10/27/2008

Live Long and Prosper

Several weeks ago the French CBC popular science program Découverte broadcast an episode on aging. They examined the subject from several points of view including biological, medical, quality of life, etc., and looked at the many ways that we are inventing to prevent or avoid or at least delay aging.

To not keep you in suspense, their summary of the current state of the art in living a longer life is to eat balanced meals, exercise daily, and remain mentally alert by challenging yourself in new activities regardless of your age. In short, the things we should do to live longer are all the usual things not promoted by our culture, which values sloth, television watching, mental inactivity, and encourages us from an early age to be helpless and dependent on others. I believe that widespread societal behaviours do not happen entirely by accident, so it must suit someone’s purposes to encourage us to behave this way.

While on vacation once in western Canada many years ago, we were having a mid-afternoon snack in one of the restaurants in the Chateau Lake Louise. Seated behind me were a retired, but not elderly, American couple on a tour through the Rockies. We couldn’t help overhearing them talk about their trip, and what seemed to be most important to them was the shopping in Banff and the fact that they never had to lift their own luggage at the up-market hotels that they were using. In short, they never had to do anything, and not only did that suit them, it was a much valued and sought-after goal. I wonder if they took the trouble to look at the mountains and rivers all around. Maybe they paid someone to do that for them. You have to be pretty limited in your imagination to go to Banff to shop, something you can do in any mall and at the very same chain stores.

The trouble with trying to combat aging is that in some ways, it’s like fighting evolution. The main reason our cells decide to stop regenerating so that we grow old and die is because our genes have been selected that way by Mother Nature. Once we have raised children, we have fulfilled our species’ requirement for self-perpetuation, and from that point on we are a burden. We need to die because we no longer serve any useful purpose and are dragging down the herd. It’s an uphill battle turning back forces of nature that have been in place for millions of years. But some people feel the need to try.
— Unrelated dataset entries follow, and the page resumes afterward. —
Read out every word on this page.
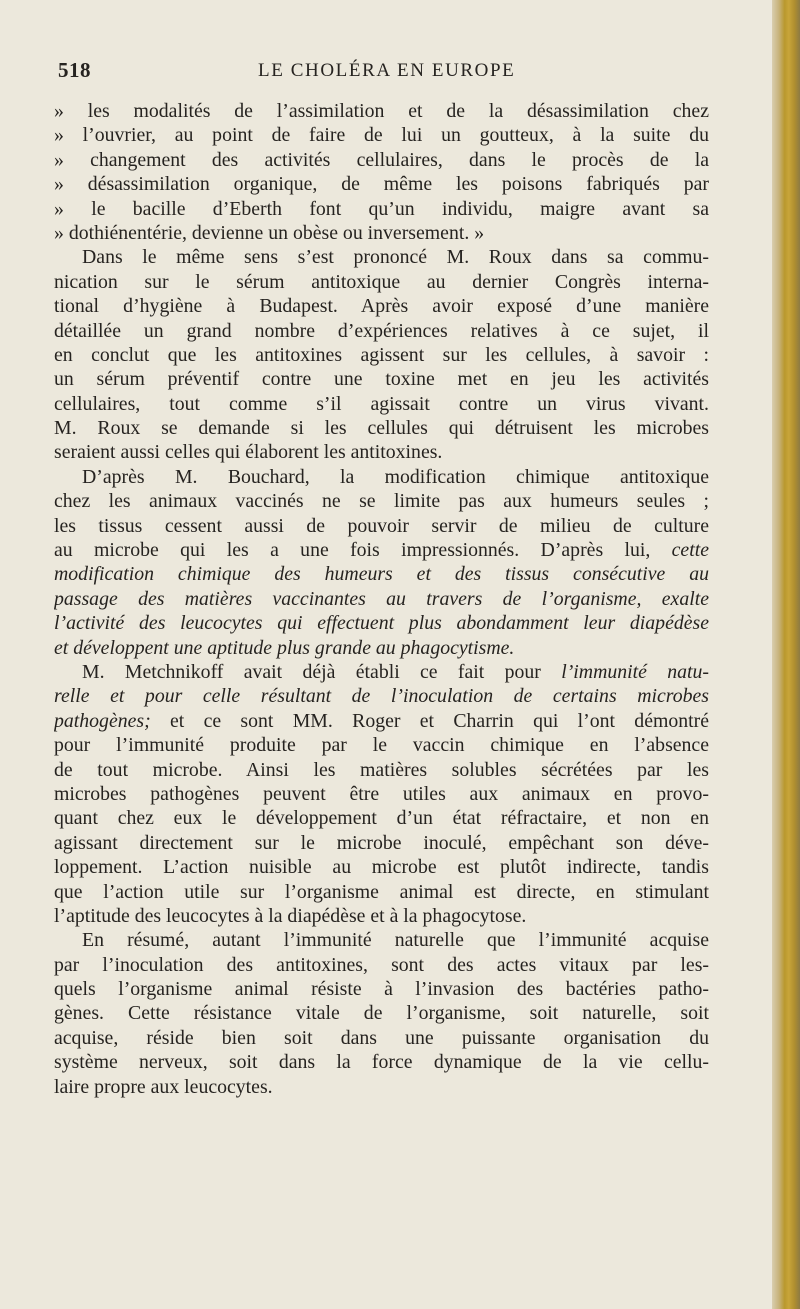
518	LE CHOLÉRA EN EUROPE
» les modalités de l’assimilation et de la désassimilation chez
» l’ouvrier, au point de faire de lui un goutteux, à la suite du
» changement des activités cellulaires, dans le procès de la
» désassimilation organique, de même les poisons fabriqués par
» le bacille d’Eberth font qu’un individu, maigre avant sa
» dothiénentérie, devienne un obèse ou inversement. »
Dans le même sens s’est prononcé M. Roux dans sa commu-
nication sur le sérum antitoxique au dernier Congrès interna-
tional d’hygiène à Budapest. Après avoir exposé d’une manière
détaillée un grand nombre d’expériences relatives à ce sujet, il
en conclut que les antitoxines agissent sur les cellules, à savoir :
un sérum préventif contre une toxine met en jeu les activités
cellulaires, tout comme s’il agissait contre un virus vivant.
M. Roux se demande si les cellules qui détruisent les microbes
seraient aussi celles qui élaborent les antitoxines.
D’après M. Bouchard, la modification chimique antitoxique
chez les animaux vaccinés ne se limite pas aux humeurs seules ;
les tissus cessent aussi de pouvoir servir de milieu de culture
au microbe qui les a une fois impressionnés. D’après lui, cette
modification chimique des humeurs et des tissus consécutive au
passage des matières vaccinantes au travers de l’organisme, exalte
l’activité des leucocytes qui effectuent plus abondamment leur diapédèse
et développent une aptitude plus grande au phagocytisme.
M. Metchnikoff avait déjà établi ce fait pour l’immunité natu-
relle et pour celle résultant de l’inoculation de certains microbes
pathogènes; et ce sont MM. Roger et Charrin qui l’ont démontré
pour l’immunité produite par le vaccin chimique en l’absence
de tout microbe. Ainsi les matières solubles sécrétées par les
microbes pathogènes peuvent être utiles aux animaux en provo-
quant chez eux le développement d’un état réfractaire, et non en
agissant directement sur le microbe inoculé, empêchant son déve-
loppement. L’action nuisible au microbe est plutôt indirecte, tandis
que l’action utile sur l’organisme animal est directe, en stimulant
l’aptitude des leucocytes à la diapédèse et à la phagocytose.
En résumé, autant l’immunité naturelle que l’immunité acquise
par l’inoculation des antitoxines, sont des actes vitaux par les-
quels l’organisme animal résiste à l’invasion des bactéries patho-
gènes. Cette résistance vitale de l’organisme, soit naturelle, soit
acquise, réside bien soit dans une puissante organisation du
système nerveux, soit dans la force dynamique de la vie cellu-
laire propre aux leucocytes.
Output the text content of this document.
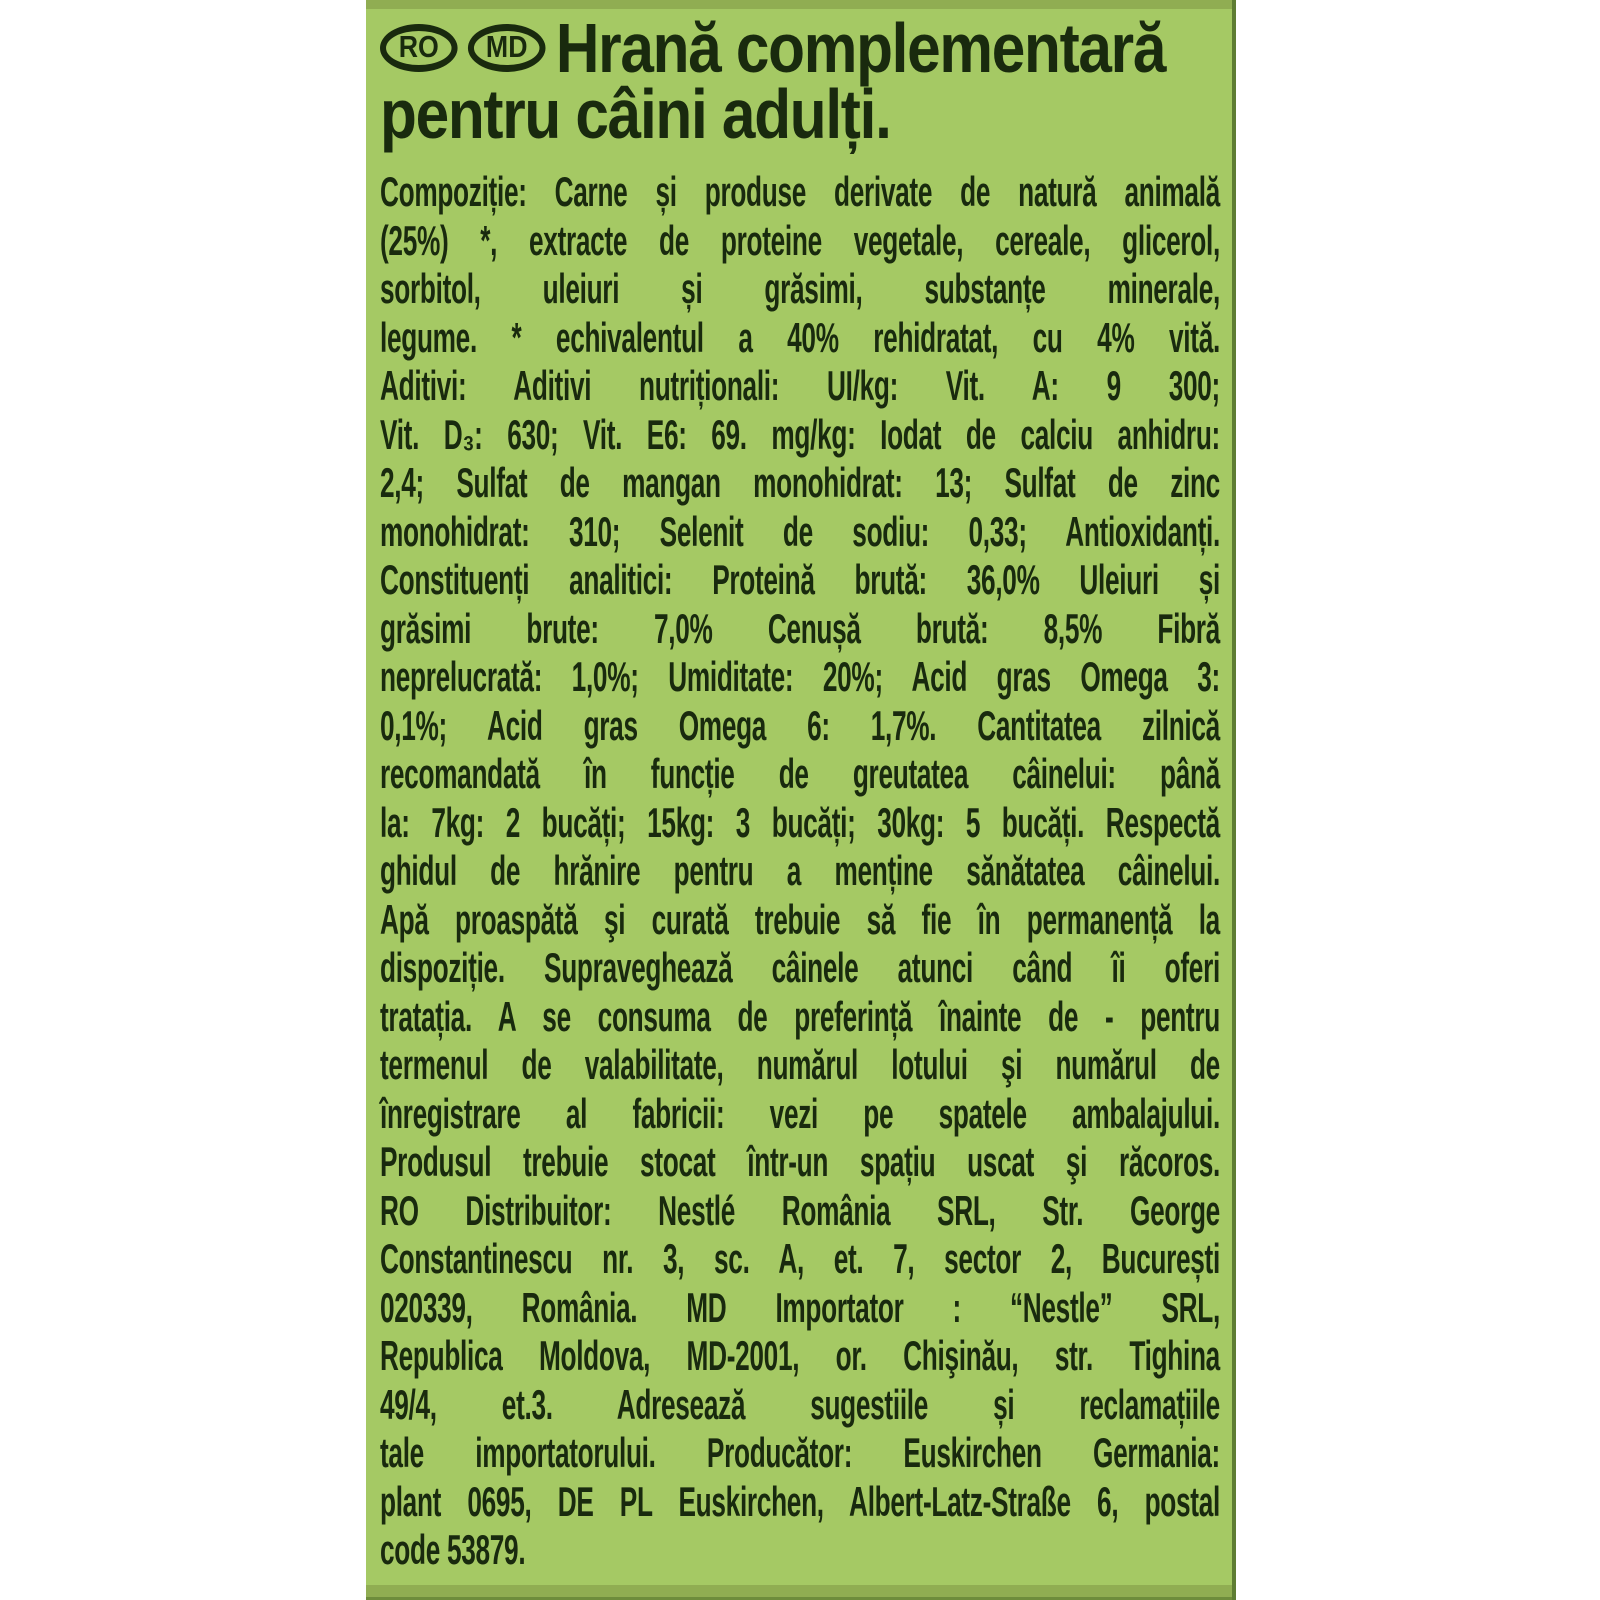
RO MD Hrană complementară
pentru câini adulți.
Compoziție: Carne și produse derivate de natură animală
(25%) *, extracte de proteine vegetale, cereale, glicerol,
sorbitol, uleiuri și grăsimi, substanțe minerale,
legume. * echivalentul a 40% rehidratat, cu 4% vită.
Aditivi: Aditivi nutriționali: UI/kg: Vit. A: 9 300;
Vit. D₃: 630; Vit. E6: 69. mg/kg: Iodat de calciu anhidru:
2,4; Sulfat de mangan monohidrat: 13; Sulfat de zinc
monohidrat: 310; Selenit de sodiu: 0,33; Antioxidanți.
Constituenți analitici: Proteină brută: 36,0% Uleiuri și
grăsimi brute: 7,0% Cenușă brută: 8,5% Fibră
neprelucrată: 1,0%; Umiditate: 20%; Acid gras Omega 3:
0,1%; Acid gras Omega 6: 1,7%. Cantitatea zilnică
recomandată în funcție de greutatea câinelui: până
la: 7kg: 2 bucăți; 15kg: 3 bucăți; 30kg: 5 bucăți. Respectă
ghidul de hrănire pentru a menține sănătatea câinelui.
Apă proaspătă şi curată trebuie să fie în permanență la
dispoziție. Supraveghează câinele atunci când îi oferi
tratația. A se consuma de preferință înainte de - pentru
termenul de valabilitate, numărul lotului şi numărul de
înregistrare al fabricii: vezi pe spatele ambalajului.
Produsul trebuie stocat într-un spațiu uscat şi răcoros.
RO Distribuitor: Nestlé România SRL, Str. George
Constantinescu nr. 3, sc. A, et. 7, sector 2, București
020339, România. MD Importator : “Nestle” SRL,
Republica Moldova, MD-2001, or. Chişinău, str. Tighina
49/4, et.3. Adresează sugestiile și reclamațiile
tale importatorului. Producător: Euskirchen Germania:
plant 0695, DE PL Euskirchen, Albert-Latz-Straße 6, postal
code 53879.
One segment of the program documented the move afoot by drug companies to develop and peddle anti-aging drugs. They have done some drug experiments on rats or mice (not long-term experiments since they are so inconvenient), and that seems to be enough to have spawned the usual snake oil salesmen who claim that taking some pill for life will not only lengthen your stay on the earth but will also make you more vital and energetic at the same time. At that point in the program, they were interviewing a holier-than-thou believer in his own superiority and I remember thinking how better off the gene pool would be if he met a bus head-on before procreating. Imagine how stupid you have to be to take drugs when you’re healthy, drugs that have not been tested for long-term effects, and to do this because some mice lived a few extra weeks in a lab somewhere. For all we know, those mice lived longer because good-looking lab assistants were hugging them while injecting the needle into their rumps. Maybe if some young babe dropped by your house every day and gave your butt a squeeze, you might live longer too.
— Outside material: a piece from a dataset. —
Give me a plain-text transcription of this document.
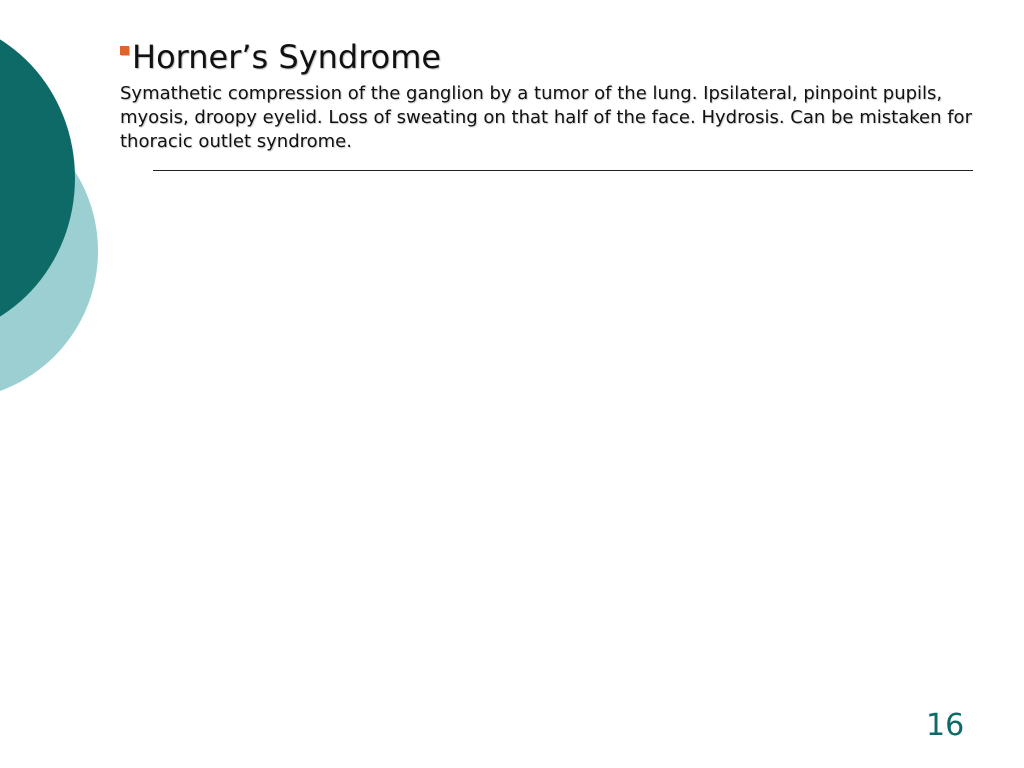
Horner’s Syndrome

Symathetic compression of the ganglion by a tumor of the lung. Ipsilateral, pinpoint pupils, myosis, droopy eyelid. Loss of sweating on that half of the face. Hydrosis. Can be mistaken for thoracic outlet syndrome.

16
The most bizarre interviewee on the program was a member of a starve-to-live-longer movement. I had never heard of that. Apparently, someone in a lab somewhere did some tests (on mice or rats again) and discovered that if you kept the poor animals on a subsistence diet, about 1/3 of the normal daily intake, they would live significantly longer. So this fellow (and others like him) cut his dietary intake to 1/3 the daily norm for a man his age and plans to continue to live his life this way. Not surprisingly, he has an emaciated face, dull eyes (but maybe he always did), a weak voice, and reports that he is in constant hunger day and night, and has to wear sweaters and heavy linens all the time because he is perpetually cold. He has calculated, based on the rat data, that he will live from five to ten years longer this way. I can’t remember his age, but he looked to be in his mid-forties so he was looking at 30 to 40 more years of constant hunger and cold, all so that he could eek out an additional 5 to 10 years of that depressing existence. Why would this appeal to someone? I remember thinking to myself at the time that if he were a dog, some vets would recommend putting him out of his misery.